Monday, April 11, 2005

Subway City #2: Civics and Threats of a Public Good

My faith in government is strengthened by public officials who follow the creed of handling the public’s money like a sacred trust. My faith fades rapidly when they act without a strategy to long-term fiscal health. MTA seems to be a government agency run by those with a bad habit of borrowing money—the kind of borrowing that leads to more borrowing.

Currently, 12 percent of MTA’s annual budget is for interest payments on carry-over debts from previous years. By 2008, interest payments are projected at 21 percent. Planned capital investments for 2005-2009 will cost $27.8 billion, including $10 billion for new projects. Outside of a $5 billion federal subsidy, no revenue sources yet are identified for these investments.

To me, this feels like a looming threat to this nation’s most intrinsically efficient metropolitan transportation system. Fewer new subway cars and station-upgrade projects would be bad enough. But the system’s problems are deeper. It operates on equipment that is obsolete, unreliable, and hazardous. Furthermore, the system remains frightfully vulnerable to terrorist attack. It is vital that the New York subway system be “brought up to code” and become fiscally solvent.

The obvious approach to slashing operating costs would be to turn operations over to a private contractor. MTA chairman Peter Kalikow should openly discuss this idea at the public forum. The experience of other cities that adopted this approach, such as London and Copenhagen, suggests remarkable savings can be achieved.

In addition, MTA revenue must increase. Raising fares would be the obvious revenue enhancer. But the subway system, like most public transit systems, has built-in limits to fare rate hikes. This is primarily because an individual’s choice to take public transit often comes after weighing clear, obvious advantages over taking a private car. Substantially hiking up fares tends to diminish the consumer’s assessment of public transit. At worse, high fares could mean fewer riders and more cars in the traffic lanes, a result contrary to public transit’s mission.

Effective systems of public transit like New York’s subway system are public goods because they increase possibilities for public association in the urban landscape. Maintaining lower fares does not mean that affordable public transit is a civil right—there’s no such thing as an inherently endowed right to a cheap ride downtown. Rather, it is a policy goal that conforms well to the wider purpose of a free society which thrives upon human exchanges which drive the forces of creativity and entrepreneurship.

MTA should look to other sources for new revenue by identifying other beneficiaries of the subway system. For example, retailers and food establishments are beneficiaries because the subway delivers much of their customer base. However, these types of businesses already pay their share into the system by collecting state and local sales taxes on all the prepared food and goods they sell.
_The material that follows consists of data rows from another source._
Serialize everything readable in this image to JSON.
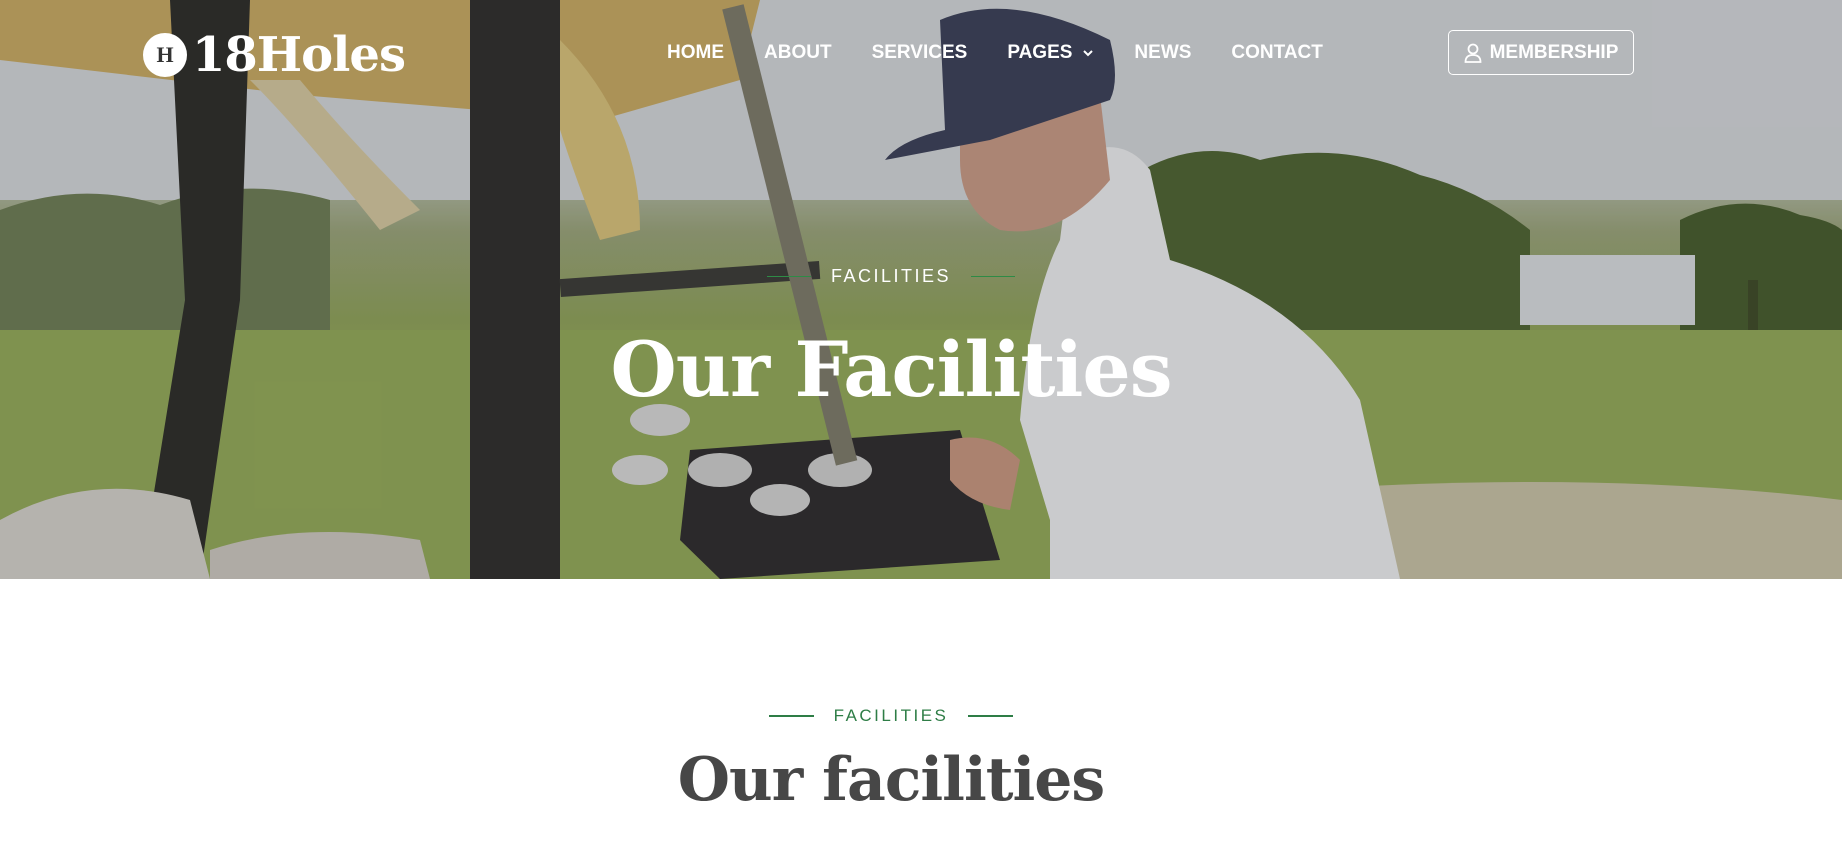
{
  "brand": {
    "badge_letter": "H",
    "name": "18Holes"
  },
  "nav": {
    "items": [
      {
        "label": "HOME"
      },
      {
        "label": "ABOUT"
      },
      {
        "label": "SERVICES"
      },
      {
        "label": "PAGES",
        "has_dropdown": true
      },
      {
        "label": "NEWS"
      },
      {
        "label": "CONTACT"
      }
    ],
    "membership_label": "MEMBERSHIP",
    "membership_icon": "user-icon"
  },
  "hero": {
    "eyebrow": "FACILITIES",
    "title": "Our Facilities"
  },
  "section": {
    "eyebrow": "FACILITIES",
    "title": "Our facilities"
  },
  "colors": {
    "accent_green": "#2e7d46",
    "heading_gray": "#474747"
  }
}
Employers who are not retailers—businesses that rely on commuting office and industrial workers—are a different story. In several ways public transit is sized and operated chiefly according to their needs. Most working people commute during morning and afternoon peak hours so that businesses can schedule their operations during the same busy timeframe. In this way, rush hour is a good thing from the perspective of business. Operating during the same daily hours as other businesses is essential for efficient commerce.

New York’s subway system has remarkable flexibility to increase and decrease service to efficiently correspond to busy and slow periods of usage. It is a transit system designed to the task of moving rush hour traffic quickly. But the subway’s value to Manhattan’s businesses goes far beyond moving workers back and forth when it counts the most.

In most cities, new floor area for growing businesses happens only by also turning over additional real estate for parking. Sometimes the developer might pay a parking mitigation fee to a public agency to furnish public parking. Subsequently, public parking might happen only by eminent domain condemnation of a neighboring landowner’s property. This Darwinistic development cycle is one way that cities outside New York struggle with the overabundance of parked cars.

In Manhattan, on the other hand, subway riding employees don’t need parking facilities upon arrival. Manhattan real estate remains available for development rather than for vehicle storage. The vertical heights of Manhattan were built upon the network of subway lines in more ways than one. Business development reached skyward because workers left their cars at home. A scale of urban density was achieved to allow a level of public association and business activity that befits New York’s global stature.

MTA has a deplorable habit of borrowing to meet expenses. New York’s array of global, national, and local businesses relies on MTA’s ailing subway system. It is time for MTA to turn to this thriving business community for a serious discussion about how both can better meet their civic responsibilities.